A 0.30-Dollar Model Beat GPT-5.4 and Sonnet at Teaching Kids to Code - Why Fair Benchmarks Are Deeply Unfair

llmevaluationeducationbenchmarktutoring

I wanted to know which LLM makes the best coding tutor for a 12-year-old. Not which one writes the best code or aces the most benchmarks. Which one can actually teach a kid without being a terrible teacher about it.

So I built a custom evaluation harness, ran 131 simulated conversations, and found something I didn’t expect: a model costing 0.30 USD per million tokens beat GPT-5.4 (2.50 USD) and Sonnet 4.6 (3.00 USD). Then I re-ran the same model with a “fair” generic prompt and it dropped to dead last. Same model. Different prompt. A 23-point swing.

This is the story of how I discovered that “fair” LLM benchmarks are deeply unfair, and why per-model prompt optimization might be the most underrated factor in choosing an LLM.

The setup

I built an evaluation harness with three parts: a kid simulator, an LLM tutor, and 9 pedagogical judges.

The kid simulator is an LLM (Grok 3 Mini) role-playing as a specific child persona. I created 6 personas ranging from “engaged beginner” (enthusiastic 12-year-old who guesses wrong) to “misconception holder” (13-year-old who firmly believes variables are permanent and x = x + 1 is impossible).

The judges are a separate LLM (Haiku 4.5) scoring each conversation across 9 categories with 60 binary criteria: does the tutor let the kid drive (agency), ask before telling (elicitation), force predictions before running code (metacognition), let concepts emerge naturally (discovery), and so on. Each category is weighted: elicitation at 20%, discovery at 15%, agency at 15%, scaffolding at 15%, metacognition at 15%, frustration handling at 10%, interaction quality at 5%, error handling at 3%, and concept boundaries at 2%.
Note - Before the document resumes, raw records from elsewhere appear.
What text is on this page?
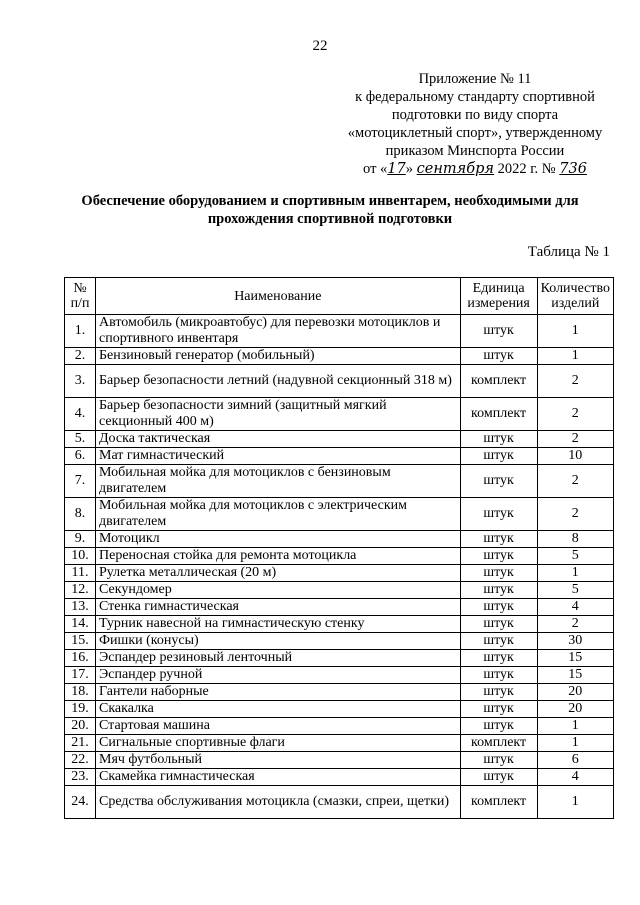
22
Приложение № 11
к федеральному стандарту спортивной
подготовки по виду спорта
«мотоциклетный спорт», утвержденному
приказом Минспорта России
от «17» сентября 2022 г. № 736
Обеспечение оборудованием и спортивным инвентарем, необходимыми для прохождения спортивной подготовки
Таблица № 1
№ п/п	Наименование	Единица измерения	Количество изделий
1.	Автомобиль (микроавтобус) для перевозки мотоциклов и спортивного инвентаря	штук	1
2.	Бензиновый генератор (мобильный)	штук	1
3.	Барьер безопасности летний (надувной секционный 318 м)	комплект	2
4.	Барьер безопасности зимний (защитный мягкий секционный 400 м)	комплект	2
5.	Доска тактическая	штук	2
6.	Мат гимнастический	штук	10
7.	Мобильная мойка для мотоциклов с бензиновым двигателем	штук	2
8.	Мобильная мойка для мотоциклов с электрическим двигателем	штук	2
9.	Мотоцикл	штук	8
10.	Переносная стойка для ремонта мотоцикла	штук	5
11.	Рулетка металлическая (20 м)	штук	1
12.	Секундомер	штук	5
13.	Стенка гимнастическая	штук	4
14.	Турник навесной на гимнастическую стенку	штук	2
15.	Фишки (конусы)	штук	30
16.	Эспандер резиновый ленточный	штук	15
17.	Эспандер ручной	штук	15
18.	Гантели наборные	штук	20
19.	Скакалка	штук	20
20.	Стартовая машина	штук	1
21.	Сигнальные спортивные флаги	комплект	1
22.	Мяч футбольный	штук	6
23.	Скамейка гимнастическая	штук	4
24.	Средства обслуживания мотоцикла (смазки, спреи, щетки)	комплект	1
Every configuration was run 3 times and I report the average plus standard deviation. Total: 131 conversations, about 4,280 API calls, roughly 24 USD in API costs, approximately 85,000 individual pedagogical judgments.

The full methodology, raw data, and per-category breakdowns are in the technical report on GitHub.
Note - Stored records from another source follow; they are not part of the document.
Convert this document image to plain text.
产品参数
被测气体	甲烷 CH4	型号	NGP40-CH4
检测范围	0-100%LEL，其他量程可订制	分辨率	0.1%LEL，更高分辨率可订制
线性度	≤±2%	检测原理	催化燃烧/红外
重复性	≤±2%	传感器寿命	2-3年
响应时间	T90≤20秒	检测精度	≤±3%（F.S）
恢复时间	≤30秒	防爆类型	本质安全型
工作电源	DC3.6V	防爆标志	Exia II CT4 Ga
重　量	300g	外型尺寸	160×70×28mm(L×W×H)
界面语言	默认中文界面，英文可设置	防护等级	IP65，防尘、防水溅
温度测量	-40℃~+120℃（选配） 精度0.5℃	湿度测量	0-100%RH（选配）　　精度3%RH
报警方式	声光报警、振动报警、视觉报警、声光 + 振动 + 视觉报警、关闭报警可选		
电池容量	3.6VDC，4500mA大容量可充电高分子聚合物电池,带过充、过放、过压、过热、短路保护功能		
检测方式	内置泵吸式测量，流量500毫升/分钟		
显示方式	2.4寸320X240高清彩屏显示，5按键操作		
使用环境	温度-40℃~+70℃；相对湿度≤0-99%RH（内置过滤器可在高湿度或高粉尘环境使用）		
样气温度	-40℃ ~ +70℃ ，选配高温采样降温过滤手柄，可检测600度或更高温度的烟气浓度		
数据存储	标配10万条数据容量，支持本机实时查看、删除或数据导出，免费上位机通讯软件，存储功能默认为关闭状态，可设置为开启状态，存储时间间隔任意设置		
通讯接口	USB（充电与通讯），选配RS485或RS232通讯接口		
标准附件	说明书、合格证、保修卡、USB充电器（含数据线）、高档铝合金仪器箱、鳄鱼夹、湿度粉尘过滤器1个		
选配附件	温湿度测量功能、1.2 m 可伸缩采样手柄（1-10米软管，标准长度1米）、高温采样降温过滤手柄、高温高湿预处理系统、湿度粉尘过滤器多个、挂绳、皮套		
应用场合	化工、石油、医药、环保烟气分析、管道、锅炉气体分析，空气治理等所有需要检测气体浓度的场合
Round 1: 8 models, generic prompt

I tested 8 models with a generic “coding partner” prompt and an engaged-beginner persona. The prompt was straightforward: you are a coding partner, not a teacher. Ask questions. Let the kid struggle. Don’t lecture.

ModelOverallRuns
Gemini 3.1 Pro80% +/- 10%74, 71, 94
Sonnet 4.678% +/- 3%77, 75, 82
Kimi K2.575% +/- 9%86, 63, 76
GPT-5.469% +/- 9%72, 79, 57
GLM-569% +/- 7%70, 60, 77
MiMo V2 Pro67% +/- 5%70, 71, 61
DeepSeek V3.264% +/- 4%63, 70, 59
MiniMax M2.758% +/- 15%62, 74, 39

Sonnet was the most consistent (+/-3%). MiniMax was all over the place (+/-15%). One MiniMax run scored 74%, the next scored 39%. That is a 35-point spread from the same model on the same task.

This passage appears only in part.